生殖:配偶子もDNAを修復している

生殖は、一般に生物が子孫をつくるしくみとして説明されます。しかし、哺乳類では、精子や卵子をつくることだけが生殖ではありません。次の世代へ受け渡される遺伝情報(DNA)を守ることも重要な役割のひとつです。

精子や卵子といった配偶子をつくる「配偶子形成(配偶子発生)」の過程では、DNA修復に関わる多くの遺伝子が、ふだん以上に強く働いたり、特別なかたちで活動したりします。つまり、体はDNAを生殖細胞に「梱包」しているだけではなく、その正確さを保つために積極的に働いているのです。

DNAには子孫の性質を形づくるための遺伝情報が書き込まれています。このDNAが傷つくと、ゲノムの「完全性」が脅かされます。
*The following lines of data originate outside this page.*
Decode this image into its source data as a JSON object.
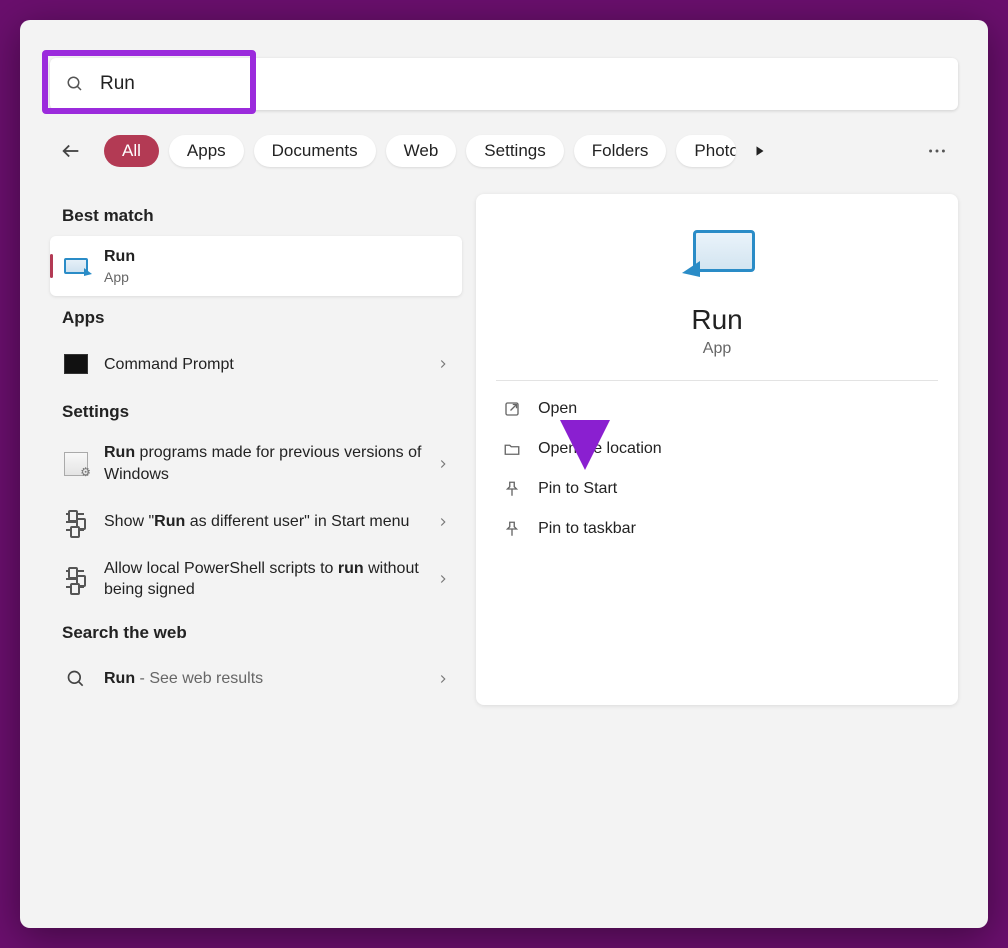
{
  "search": {
    "value": "Run"
  },
  "highlight_color": "#9b2bdc",
  "filters": {
    "active": "All",
    "items": [
      "All",
      "Apps",
      "Documents",
      "Web",
      "Settings",
      "Folders",
      "Photos"
    ]
  },
  "sections": {
    "best_match": {
      "header": "Best match",
      "item": {
        "title": "Run",
        "subtitle": "App"
      }
    },
    "apps": {
      "header": "Apps",
      "items": [
        {
          "title": "Command Prompt"
        }
      ]
    },
    "settings": {
      "header": "Settings",
      "items": [
        {
          "prefix_bold": "Run",
          "rest": " programs made for previous versions of Windows"
        },
        {
          "prefix": "Show \"",
          "mid_bold": "Run",
          "rest": " as different user\" in Start menu"
        },
        {
          "prefix": "Allow local PowerShell scripts to ",
          "mid_bold": "run",
          "rest": " without being signed"
        }
      ]
    },
    "web": {
      "header": "Search the web",
      "item": {
        "bold": "Run",
        "rest": " - See web results"
      }
    }
  },
  "preview": {
    "title": "Run",
    "subtitle": "App",
    "actions": [
      {
        "icon": "open-icon",
        "label": "Open"
      },
      {
        "icon": "folder-icon",
        "label": "Open file location"
      },
      {
        "icon": "pin-icon",
        "label": "Pin to Start"
      },
      {
        "icon": "pin-icon",
        "label": "Pin to taskbar"
      }
    ]
  }
}
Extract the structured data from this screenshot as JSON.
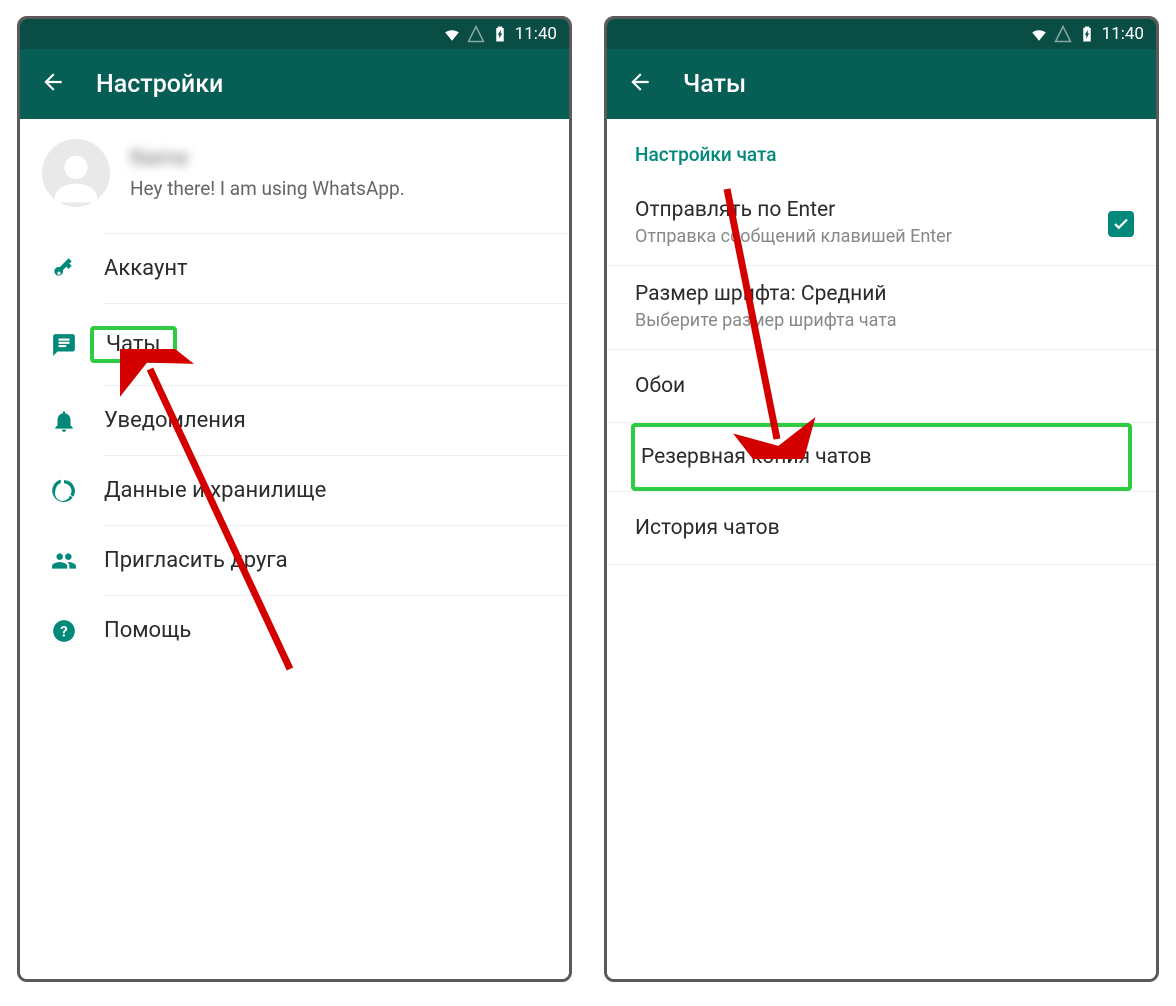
{
  "status": {
    "time": "11:40"
  },
  "screen1": {
    "title": "Настройки",
    "profile": {
      "name_blurred": "Name",
      "status": "Hey there! I am using WhatsApp."
    },
    "menu": {
      "account": "Аккаунт",
      "chats": "Чаты",
      "notifications": "Уведомления",
      "data": "Данные и хранилище",
      "invite": "Пригласить друга",
      "help": "Помощь"
    }
  },
  "screen2": {
    "title": "Чаты",
    "section": "Настройки чата",
    "rows": {
      "enter_send": {
        "primary": "Отправлять по Enter",
        "secondary": "Отправка сообщений клавишей Enter",
        "checked": true
      },
      "font_size": {
        "primary": "Размер шрифта: Средний",
        "secondary": "Выберите размер шрифта чата"
      },
      "wallpaper": "Обои",
      "backup": "Резервная копия чатов",
      "history": "История чатов"
    }
  }
}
ゲノムの完全性とは、遺伝情報の全体が正確で傷みのない状態に保たれていることを指します。

これは、有性生殖においてとくに重要です。有性生殖では、配偶子と呼ばれる2種類の特殊な生殖細胞が出会い、受精卵(接合子)をつくります。配偶子は、体細胞(ふつうの体の細胞)がもつ染色体数の半分しかありません。配偶子は「減数分裂」と呼ばれる特殊な細胞分裂によってつくられます。

配偶子は、遺伝子を子孫に受け渡す細胞ですから、そのDNAを守ることはきわめて重要です。哺乳類では、配偶子形成のあいだに起こるDNA修復が、将来生まれてくる子孫の健康を守るのに役立っています。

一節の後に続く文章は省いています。